Iga Świątek wygrała pierwszego seta, ale nie utrzymała prowadzenia i przedwcześnie pożegnała się z Australian Open. Linda Noskova już dziś jest wśród 50 najlepszych świata i udowodniła, że to nie jest przypadek. Zagrała kawał dobrego tenisa przeciwko liderce światowego rankingu, w ogóle nie było widać po niej tremy i stresu. Wygrała w trzech setach ze Świątek 3:6, 6:3, 6:4.
Czeska tenisistka pierwszy raz dotarła do najlepszej 16 wielkoszlemowego turnieju. W zeszłorocznych turniejach docierała maksymalnie do drugiej rundy.
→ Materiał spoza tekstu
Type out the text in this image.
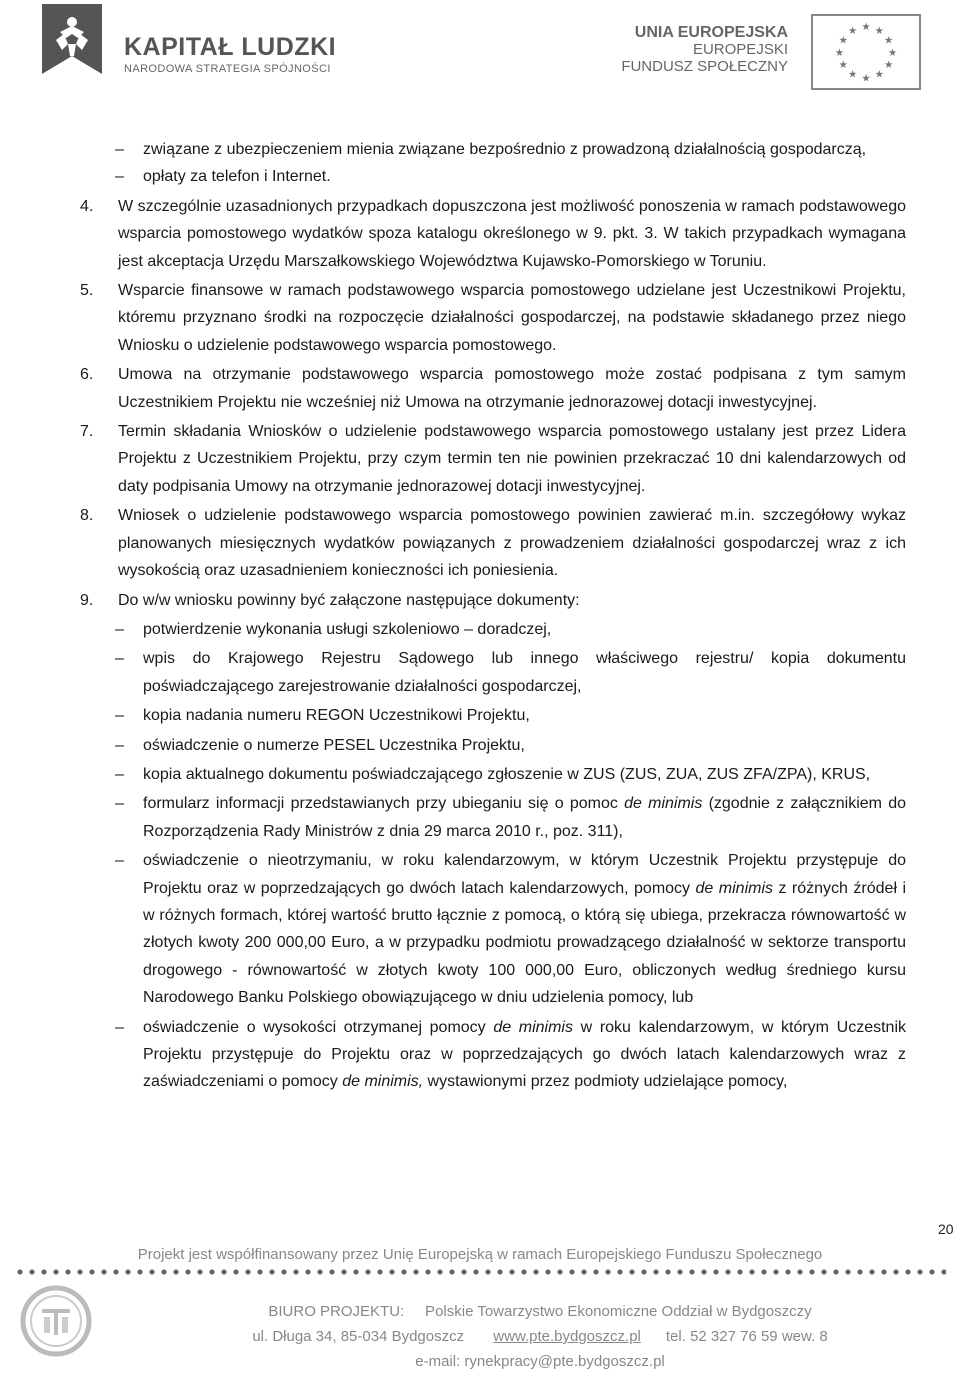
KAPITAŁ LUDZKI
NARODOWA STRATEGIA SPÓJNOŚCI
UNIA EUROPEJSKA
EUROPEJSKI
FUNDUSZ SPOŁECZNY
★ ★
★
★
★
★
★
★
★
★
★
★

– związane z ubezpieczeniem mienia związane bezpośrednio z prowadzoną działalnością gospodarczą,

– opłaty za telefon i Internet.

4. W szczególnie uzasadnionych przypadkach dopuszczona jest możliwość ponoszenia w ramach podstawowego wsparcia pomostowego wydatków spoza katalogu określonego w 9. pkt. 3. W takich przypadkach wymagana jest akceptacja Urzędu Marszałkowskiego Województwa Kujawsko-Pomorskiego w Toruniu.

5. Wsparcie finansowe w ramach podstawowego wsparcia pomostowego udzielane jest Uczestnikowi Projektu, któremu przyznano środki na rozpoczęcie działalności gospodarczej, na podstawie składanego przez niego Wniosku o udzielenie podstawowego wsparcia pomostowego.

6. Umowa na otrzymanie podstawowego wsparcia pomostowego może zostać podpisana z tym samym Uczestnikiem Projektu nie wcześniej niż Umowa na otrzymanie jednorazowej dotacji inwestycyjnej.

7. Termin składania Wniosków o udzielenie podstawowego wsparcia pomostowego ustalany jest przez Lidera Projektu z Uczestnikiem Projektu, przy czym termin ten nie powinien przekraczać 10 dni kalendarzowych od daty podpisania Umowy na otrzymanie jednorazowej dotacji inwestycyjnej.

8. Wniosek o udzielenie podstawowego wsparcia pomostowego powinien zawierać m.in. szczegółowy wykaz planowanych miesięcznych wydatków powiązanych z prowadzeniem działalności gospodarczej wraz z ich wysokością oraz uzasadnieniem konieczności ich poniesienia.

9. Do w/w wniosku powinny być załączone następujące dokumenty:

– potwierdzenie wykonania usługi szkoleniowo – doradczej,

– wpis do Krajowego Rejestru Sądowego lub innego właściwego rejestru/ kopia dokumentu poświadczającego zarejestrowanie działalności gospodarczej,

– kopia nadania numeru REGON Uczestnikowi Projektu,

– oświadczenie o numerze PESEL Uczestnika Projektu,

– kopia aktualnego dokumentu poświadczającego zgłoszenie w ZUS (ZUS, ZUA, ZUS ZFA/ZPA), KRUS,

– formularz informacji przedstawianych przy ubieganiu się o pomoc de minimis (zgodnie z załącznikiem do Rozporządzenia Rady Ministrów z dnia 29 marca 2010 r., poz. 311),

– oświadczenie o nieotrzymaniu, w roku kalendarzowym, w którym Uczestnik Projektu przystępuje do Projektu oraz w poprzedzających go dwóch latach kalendarzowych, pomocy de minimis z różnych źródeł i w różnych formach, której wartość brutto łącznie z pomocą, o którą się ubiega, przekracza równowartość w złotych kwoty 200 000,00 Euro, a w przypadku podmiotu prowadzącego działalność w sektorze transportu drogowego - równowartość w złotych kwoty 100 000,00 Euro, obliczonych według średniego kursu Narodowego Banku Polskiego obowiązującego w dniu udzielenia pomocy, lub

– oświadczenie o wysokości otrzymanej pomocy de minimis w roku kalendarzowym, w którym Uczestnik Projektu przystępuje do Projektu oraz w poprzedzających go dwóch latach kalendarzowych wraz z zaświadczeniami o pomocy de minimis, wystawionymi przez podmioty udzielające pomocy,

20
Projekt jest współfinansowany przez Unię Europejską w ramach Europejskiego Funduszu Społecznego
BIURO PROJEKTU:     Polskie Towarzystwo Ekonomiczne Oddział w Bydgoszczy
ul. Długa 34, 85-034 Bydgoszcz www.pte.bydgoszcz.pl tel. 52 327 76 59 wew. 8
e-mail: rynekpracy@pte.bydgoszcz.pl
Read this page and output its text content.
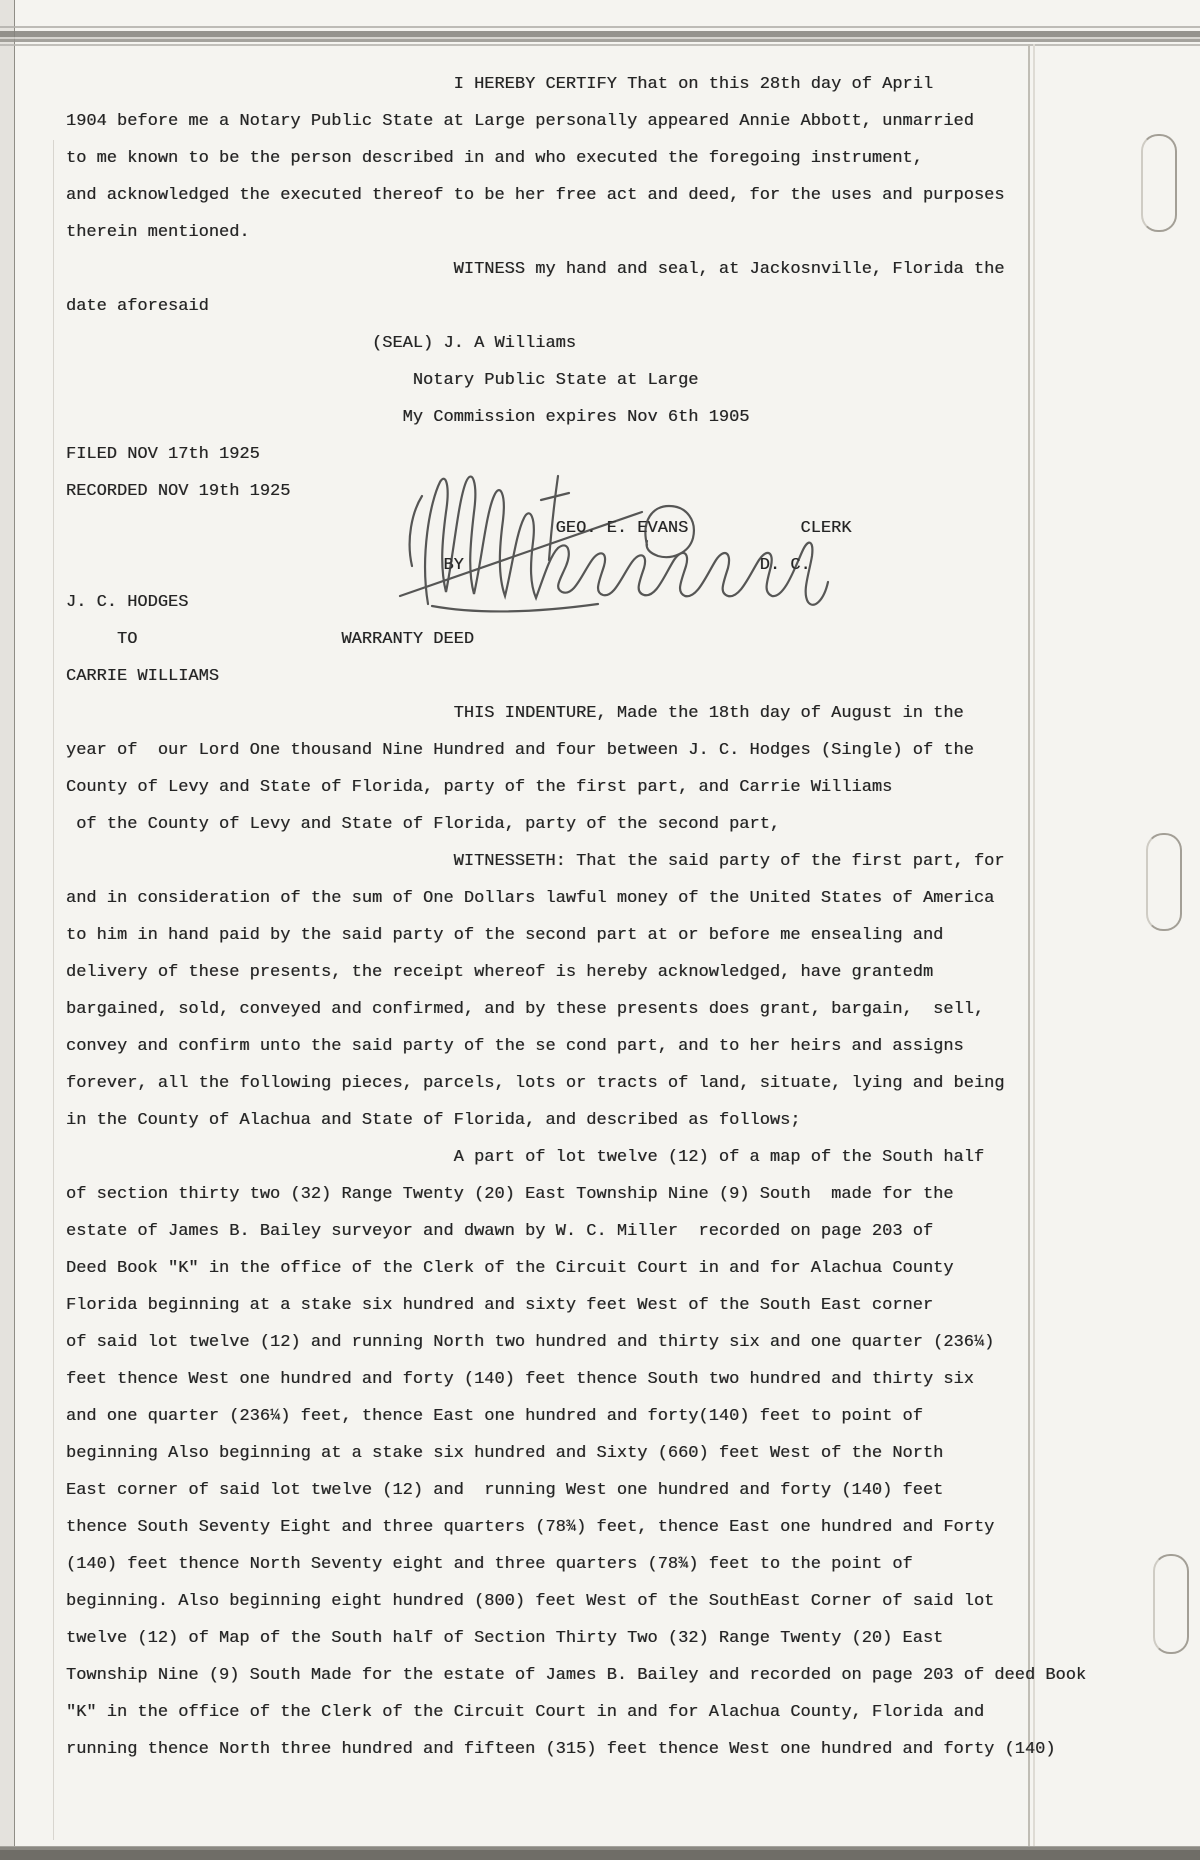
I HEREBY CERTIFY That on this 28th day of April
1904 before me a Notary Public State at Large personally appeared Annie Abbott, unmarried
to me known to be the person described in and who executed the foregoing instrument,
and acknowledged the executed thereof to be her free act and deed, for the uses and purposes
therein mentioned.
WITNESS my hand and seal, at Jackosnville, Florida the
date aforesaid
(SEAL) J. A Williams
Notary Public State at Large
My Commission expires Nov 6th 1905
FILED NOV 17th 1925
RECORDED NOV 19th 1925
GEO. E. EVANS           CLERK
BY                             D. C.
J. C. HODGES
TO                    WARRANTY DEED
CARRIE WILLIAMS
THIS INDENTURE, Made the 18th day of August in the
year of  our Lord One thousand Nine Hundred and four between J. C. Hodges (Single) of the
County of Levy and State of Florida, party of the first part, and Carrie Williams
of the County of Levy and State of Florida, party of the second part,
WITNESSETH: That the said party of the first part, for
and in consideration of the sum of One Dollars lawful money of the United States of America
to him in hand paid by the said party of the second part at or before me ensealing and
delivery of these presents, the receipt whereof is hereby acknowledged, have grantedm
bargained, sold, conveyed and confirmed, and by these presents does grant, bargain,  sell,
convey and confirm unto the said party of the se cond part, and to her heirs and assigns
forever, all the following pieces, parcels, lots or tracts of land, situate, lying and being
in the County of Alachua and State of Florida, and described as follows;
A part of lot twelve (12) of a map of the South half
of section thirty two (32) Range Twenty (20) East Township Nine (9) South  made for the
estate of James B. Bailey surveyor and dwawn by W. C. Miller  recorded on page 203 of
Deed Book "K" in the office of the Clerk of the Circuit Court in and for Alachua County
Florida beginning at a stake six hundred and sixty feet West of the South East corner
of said lot twelve (12) and running North two hundred and thirty six and one quarter (236¼)
feet thence West one hundred and forty (140) feet thence South two hundred and thirty six
and one quarter (236¼) feet, thence East one hundred and forty(140) feet to point of
beginning Also beginning at a stake six hundred and Sixty (660) feet West of the North
East corner of said lot twelve (12) and  running West one hundred and forty (140) feet
thence South Seventy Eight and three quarters (78¾) feet, thence East one hundred and Forty
(140) feet thence North Seventy eight and three quarters (78¾) feet to the point of
beginning. Also beginning eight hundred (800) feet West of the SouthEast Corner of said lot
twelve (12) of Map of the South half of Section Thirty Two (32) Range Twenty (20) East
Township Nine (9) South Made for the estate of James B. Bailey and recorded on page 203 of deed Book
"K" in the office of the Clerk of the Circuit Court in and for Alachua County, Florida and
running thence North three hundred and fifteen (315) feet thence West one hundred and forty (140)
Już teraz ma pewny awans do czwartej dziesiątki rankingu WTA.
Zdaniem Jewgienija Kafielnikowa, rosyjskiego tenisisty, Noskova może w przyszłości zostać wielkoszlemową mistrzynią. Rosjanin zdążył poznać smak takiego sukcesu, triumfując w Australian Open w 1999 r. i na kortach Rolanda Garrosa trzy lata wcześniej. Był też liderem rankingu ATP, w 2000 r. w Sydney wywalczył mistrzostwo olimpijskie.
"Linda Noskova wygra pewnego dnia turniej Wielkiego Szlema! To pewne" - stwierdził Kafielnikow na Twitterze (X).
Były wielkoszlemowy mistrz oglądał spotkanie Świątek z Noskovą i był pod wrażeniem gry Czeszki. Wpis po meczu z emotikonami ognia i oklasków mówi bardzo wiele.
Czeski "Idnes" pisał, że gra Noskovej przeciwko polskiej tenisistce "była zapierająca dech w piersiach", szczególnie w trzecim secie.
W czwartej rundzie AO Linda Noskova zagra z Ukrainką Eliną Switoliną. Kafielnikow jest pewny tutaj zwycięstwa Czeszki.